- Born: Robert Reid Parris 1816 Chard, Somerset, England
- Died: 18 September 1904 (aged 87–88) New Plymouth
- Occupations: school administrator; politician; public servant; interpreter; soldier; judge;
- Spouse: Mary Whitmore ​(m. 1838)​
- Relatives: Emma Jane Richmond (daughter)

= Robert Parris (judge) =

New Zealand politician, public servant and judge (1816–1904)

Robert Reid Parris (1816 – 18 September 1904) was a New Zealand school administrator, politician, public servant, interpreter, soldier and judge.

==Life==
He was born in Chard, Somerset, England in about 1816 and baptised on 16 May 1816. On 18 October 1838, he married Mary Whitmore at Colyton, Devon. They had two daughters before they emigrated to New Plymouth in New Zealand, and two daughters and a son after they arrived in the colony on 19 November 1842.
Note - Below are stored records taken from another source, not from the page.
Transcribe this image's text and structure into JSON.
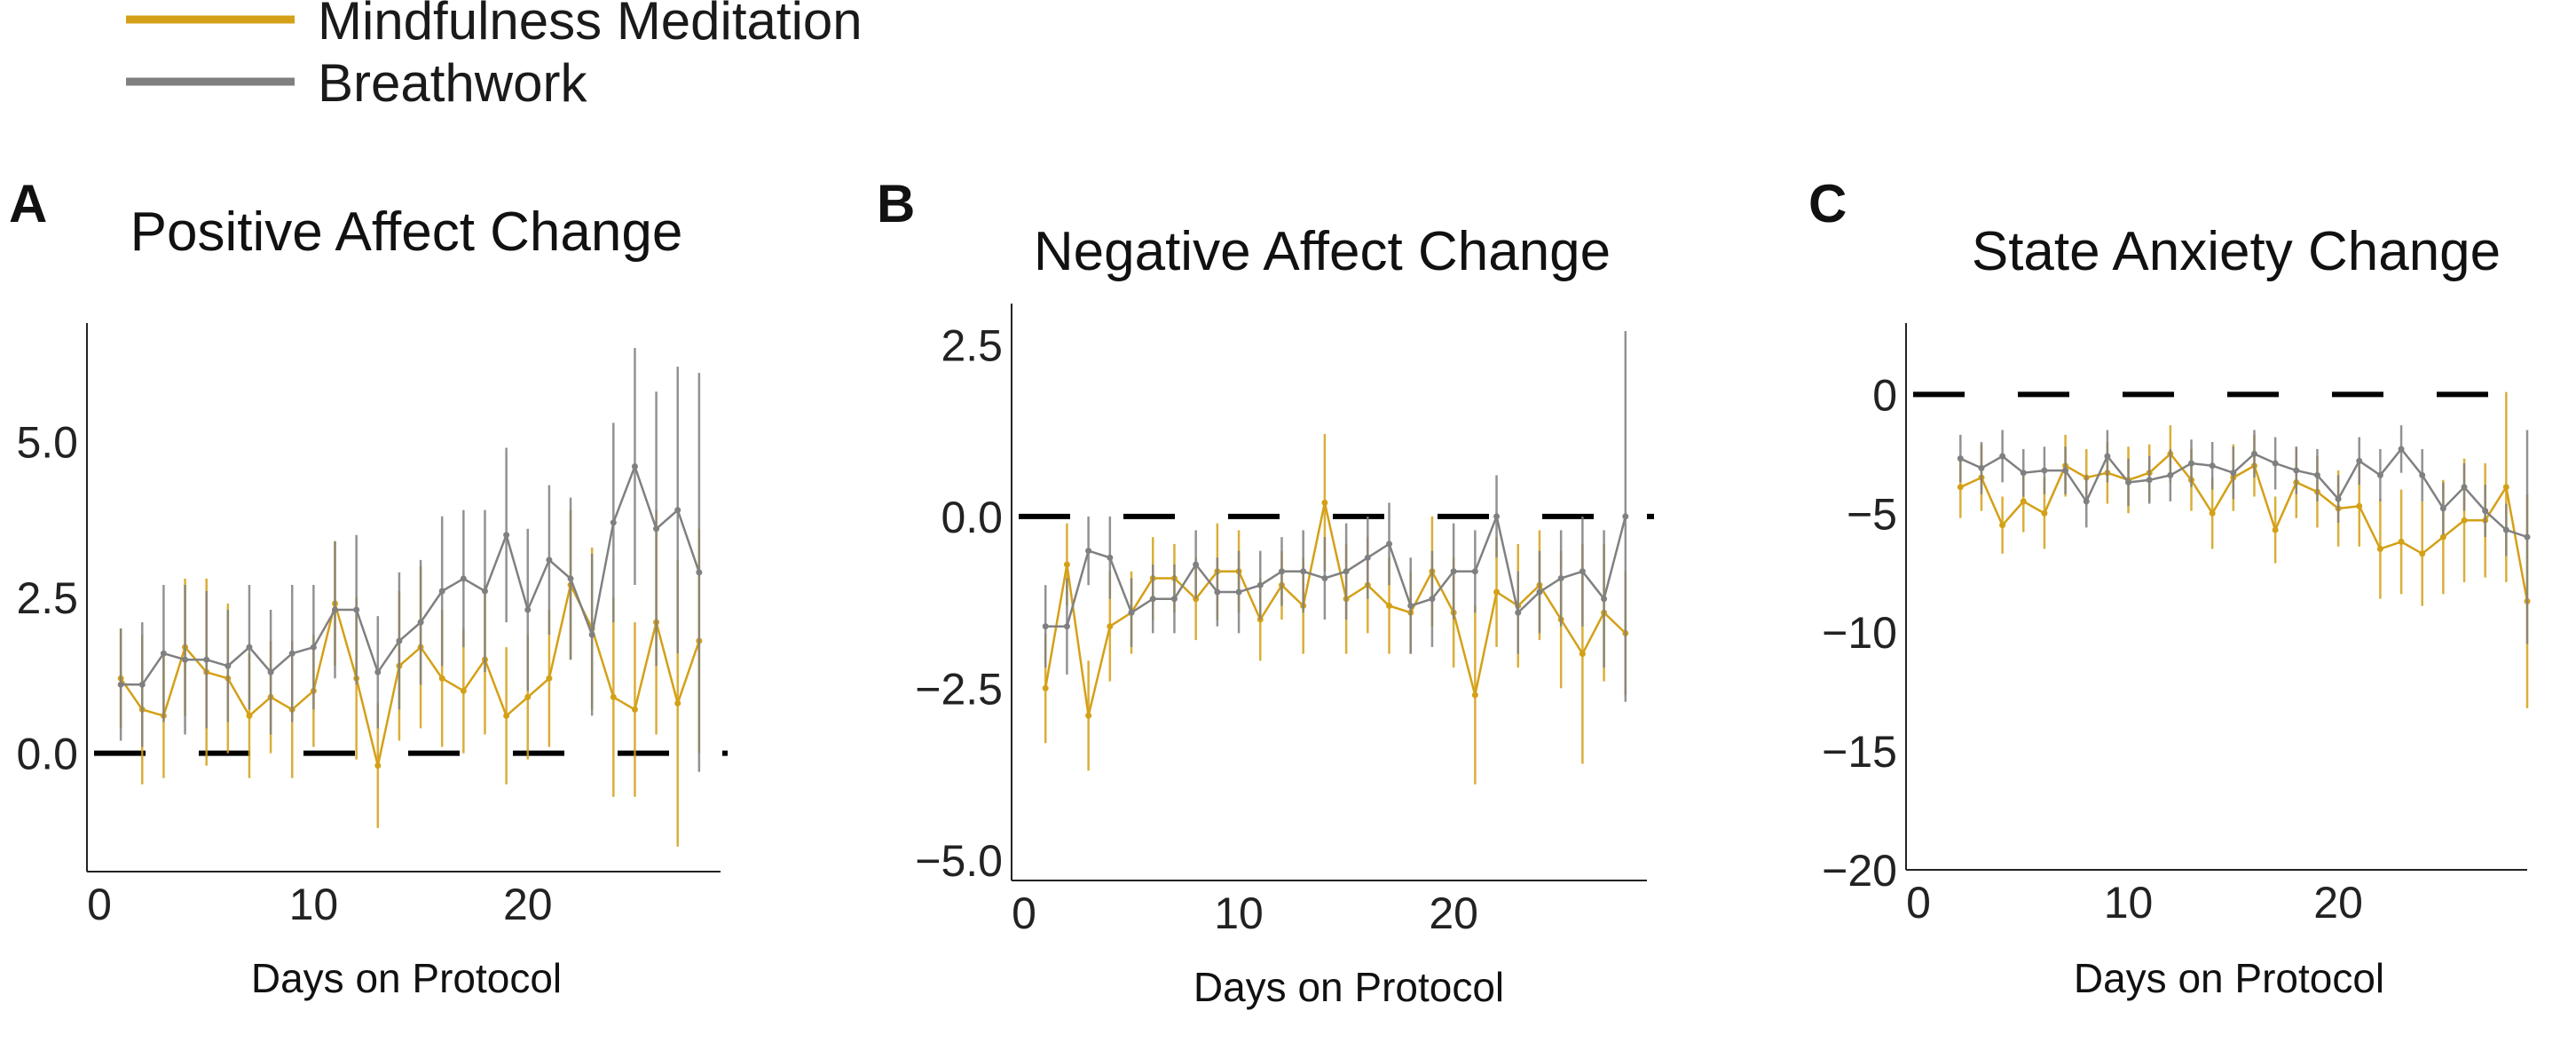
{
  "legend": {
    "position": "top-left",
    "items": [
      {
        "label": "Mindfulness Meditation",
        "color": "#D4A017"
      },
      {
        "label": "Breathwork",
        "color": "#808080"
      }
    ]
  },
  "chart_data": [
    {
      "type": "line",
      "panel": "A",
      "title": "Positive Affect Change",
      "xlabel": "Days on Protocol",
      "ylabel": "",
      "xlim": [
        0,
        29
      ],
      "ylim": [
        -1.9,
        6.9
      ],
      "xticks": [
        "0",
        "10",
        "20"
      ],
      "yticks": [
        "0.0",
        "2.5",
        "5.0"
      ],
      "reference_line": 0,
      "grid": false,
      "series": [
        {
          "name": "Mindfulness Meditation",
          "color": "#D4A017",
          "x": [
            1,
            2,
            3,
            4,
            5,
            6,
            7,
            8,
            9,
            10,
            11,
            12,
            13,
            14,
            15,
            16,
            17,
            18,
            19,
            20,
            21,
            22,
            23,
            24,
            25,
            26,
            27,
            28
          ],
          "y": [
            1.2,
            0.7,
            0.6,
            1.7,
            1.3,
            1.2,
            0.6,
            0.9,
            0.7,
            1.0,
            2.4,
            1.2,
            -0.2,
            1.4,
            1.7,
            1.2,
            1.0,
            1.5,
            0.6,
            0.9,
            1.2,
            2.7,
            2.0,
            0.9,
            0.7,
            2.1,
            0.8,
            1.8
          ],
          "err": [
            0.8,
            1.2,
            1.0,
            1.1,
            1.5,
            1.2,
            1.0,
            0.9,
            1.1,
            0.9,
            1.0,
            1.3,
            1.0,
            1.2,
            1.3,
            1.1,
            1.0,
            1.2,
            1.1,
            1.0,
            1.1,
            1.2,
            1.3,
            1.6,
            1.4,
            1.8,
            2.3,
            1.8
          ]
        },
        {
          "name": "Breathwork",
          "color": "#808080",
          "x": [
            1,
            2,
            3,
            4,
            5,
            6,
            7,
            8,
            9,
            10,
            11,
            12,
            13,
            14,
            15,
            16,
            17,
            18,
            19,
            20,
            21,
            22,
            23,
            24,
            25,
            26,
            27,
            28
          ],
          "y": [
            1.1,
            1.1,
            1.6,
            1.5,
            1.5,
            1.4,
            1.7,
            1.3,
            1.6,
            1.7,
            2.3,
            2.3,
            1.3,
            1.8,
            2.1,
            2.6,
            2.8,
            2.6,
            3.5,
            2.3,
            3.1,
            2.8,
            1.9,
            3.7,
            4.6,
            3.6,
            3.9,
            2.9
          ],
          "err": [
            0.9,
            1.0,
            1.1,
            1.2,
            1.1,
            0.9,
            1.0,
            1.0,
            1.1,
            1.0,
            1.1,
            1.2,
            0.9,
            1.1,
            1.0,
            1.2,
            1.1,
            1.3,
            1.4,
            1.3,
            1.2,
            1.3,
            1.3,
            1.6,
            1.9,
            2.2,
            2.3,
            3.2
          ]
        }
      ]
    },
    {
      "type": "line",
      "panel": "B",
      "title": "Negative Affect Change",
      "xlabel": "Days on Protocol",
      "ylabel": "",
      "xlim": [
        0,
        29
      ],
      "ylim": [
        -5.3,
        3.1
      ],
      "xticks": [
        "0",
        "10",
        "20"
      ],
      "yticks": [
        "-5.0",
        "-2.5",
        "0.0",
        "2.5"
      ],
      "reference_line": 0,
      "grid": false,
      "series": [
        {
          "name": "Mindfulness Meditation",
          "color": "#D4A017",
          "x": [
            1,
            2,
            3,
            4,
            5,
            6,
            7,
            8,
            9,
            10,
            11,
            12,
            13,
            14,
            15,
            16,
            17,
            18,
            19,
            20,
            21,
            22,
            23,
            24,
            25,
            26,
            27,
            28
          ],
          "y": [
            -2.5,
            -0.7,
            -2.9,
            -1.6,
            -1.4,
            -0.9,
            -0.9,
            -1.2,
            -0.8,
            -0.8,
            -1.5,
            -1.0,
            -1.3,
            0.2,
            -1.2,
            -1.0,
            -1.3,
            -1.4,
            -0.8,
            -1.4,
            -2.6,
            -1.1,
            -1.3,
            -1.0,
            -1.5,
            -2.0,
            -1.4,
            -1.7
          ],
          "err": [
            0.8,
            0.6,
            0.8,
            0.8,
            0.6,
            0.6,
            0.5,
            0.6,
            0.7,
            0.6,
            0.6,
            0.5,
            0.7,
            1.0,
            0.8,
            0.7,
            0.7,
            0.6,
            0.8,
            0.8,
            1.3,
            0.8,
            0.9,
            0.8,
            1.0,
            1.6,
            1.0,
            0.9
          ]
        },
        {
          "name": "Breathwork",
          "color": "#808080",
          "x": [
            1,
            2,
            3,
            4,
            5,
            6,
            7,
            8,
            9,
            10,
            11,
            12,
            13,
            14,
            15,
            16,
            17,
            18,
            19,
            20,
            21,
            22,
            23,
            24,
            25,
            26,
            27,
            28
          ],
          "y": [
            -1.6,
            -1.6,
            -0.5,
            -0.6,
            -1.4,
            -1.2,
            -1.2,
            -0.7,
            -1.1,
            -1.1,
            -1.0,
            -0.8,
            -0.8,
            -0.9,
            -0.8,
            -0.6,
            -0.4,
            -1.3,
            -1.2,
            -0.8,
            -0.8,
            0.0,
            -1.4,
            -1.1,
            -0.9,
            -0.8,
            -1.2,
            0.0
          ],
          "err": [
            0.6,
            0.7,
            0.5,
            0.6,
            0.5,
            0.5,
            0.5,
            0.5,
            0.5,
            0.6,
            0.5,
            0.5,
            0.6,
            0.6,
            0.7,
            0.6,
            0.6,
            0.7,
            0.7,
            0.7,
            0.6,
            0.6,
            0.6,
            0.6,
            0.7,
            0.8,
            1.0,
            2.7
          ]
        }
      ]
    },
    {
      "type": "line",
      "panel": "C",
      "title": "State Anxiety Change",
      "xlabel": "Days on Protocol",
      "ylabel": "",
      "xlim": [
        0,
        29
      ],
      "ylim": [
        -20,
        3
      ],
      "xticks": [
        "0",
        "10",
        "20"
      ],
      "yticks": [
        "-20",
        "-15",
        "-10",
        "-5",
        "0"
      ],
      "reference_line": 0,
      "grid": false,
      "series": [
        {
          "name": "Mindfulness Meditation",
          "color": "#D4A017",
          "x": [
            2,
            3,
            4,
            5,
            6,
            7,
            8,
            9,
            10,
            11,
            12,
            13,
            14,
            15,
            16,
            17,
            18,
            19,
            20,
            21,
            22,
            23,
            24,
            25,
            26,
            27,
            28,
            29
          ],
          "y": [
            -3.9,
            -3.5,
            -5.5,
            -4.5,
            -5.0,
            -3.0,
            -3.5,
            -3.3,
            -3.6,
            -3.3,
            -2.5,
            -3.6,
            -5.0,
            -3.5,
            -3.0,
            -5.7,
            -3.7,
            -4.1,
            -4.8,
            -4.7,
            -6.5,
            -6.2,
            -6.7,
            -6.0,
            -5.3,
            -5.3,
            -3.9,
            -8.7
          ],
          "err": [
            1.3,
            1.4,
            1.2,
            1.3,
            1.5,
            1.3,
            1.2,
            1.3,
            1.4,
            1.2,
            1.2,
            1.3,
            1.5,
            1.4,
            1.3,
            1.4,
            1.5,
            1.5,
            1.6,
            1.7,
            2.1,
            2.2,
            2.2,
            2.4,
            2.6,
            2.4,
            4.0,
            4.5
          ]
        },
        {
          "name": "Breathwork",
          "color": "#808080",
          "x": [
            2,
            3,
            4,
            5,
            6,
            7,
            8,
            9,
            10,
            11,
            12,
            13,
            14,
            15,
            16,
            17,
            18,
            19,
            20,
            21,
            22,
            23,
            24,
            25,
            26,
            27,
            28,
            29
          ],
          "y": [
            -2.7,
            -3.1,
            -2.6,
            -3.3,
            -3.2,
            -3.2,
            -4.5,
            -2.6,
            -3.7,
            -3.6,
            -3.4,
            -2.9,
            -3.0,
            -3.3,
            -2.5,
            -2.9,
            -3.2,
            -3.4,
            -4.4,
            -2.8,
            -3.4,
            -2.3,
            -3.4,
            -4.8,
            -3.9,
            -4.9,
            -5.7,
            -6.0
          ],
          "err": [
            1.0,
            1.1,
            1.1,
            1.0,
            1.0,
            1.0,
            1.1,
            1.1,
            1.0,
            1.0,
            1.1,
            1.0,
            1.0,
            1.1,
            1.0,
            1.1,
            1.0,
            1.1,
            1.0,
            1.0,
            1.1,
            1.0,
            1.1,
            1.1,
            1.0,
            1.1,
            1.1,
            4.5
          ]
        }
      ]
    }
  ]
}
Unsuccessful at farming, he became farm manager at St John's College in Auckland for Bishop Selwyn. Parris was promoted to general superintendent of the industrial school. In about 1852, he moved back to New Plymouth. Parris was one of the original members of the New Plymouth Provincial Council, being elected on 20 August 1853 for the Grey and Bell electorate. He joined the Executive Council as Provincial Treasurer under George Cutfield from January to June 1857. He resigned from the provincial council in July 1857 when he was appointed district land purchase commissioner for the province. He joined the militia and was promoted captain in June 1863, and major in May 1865. Subsequently, he was best known as Major Parris. Fluent in Māori, he acted as an interpreter during the New Zealand Wars. He was appointed a judge in the Compensation Court in August 1866. He was later a judge in the Native Land Court.

==Death and funeral==
He died at New Plymouth on 18 September 1904, and was survived by his wife by two years. He was given a military funeral at St Mary's Church.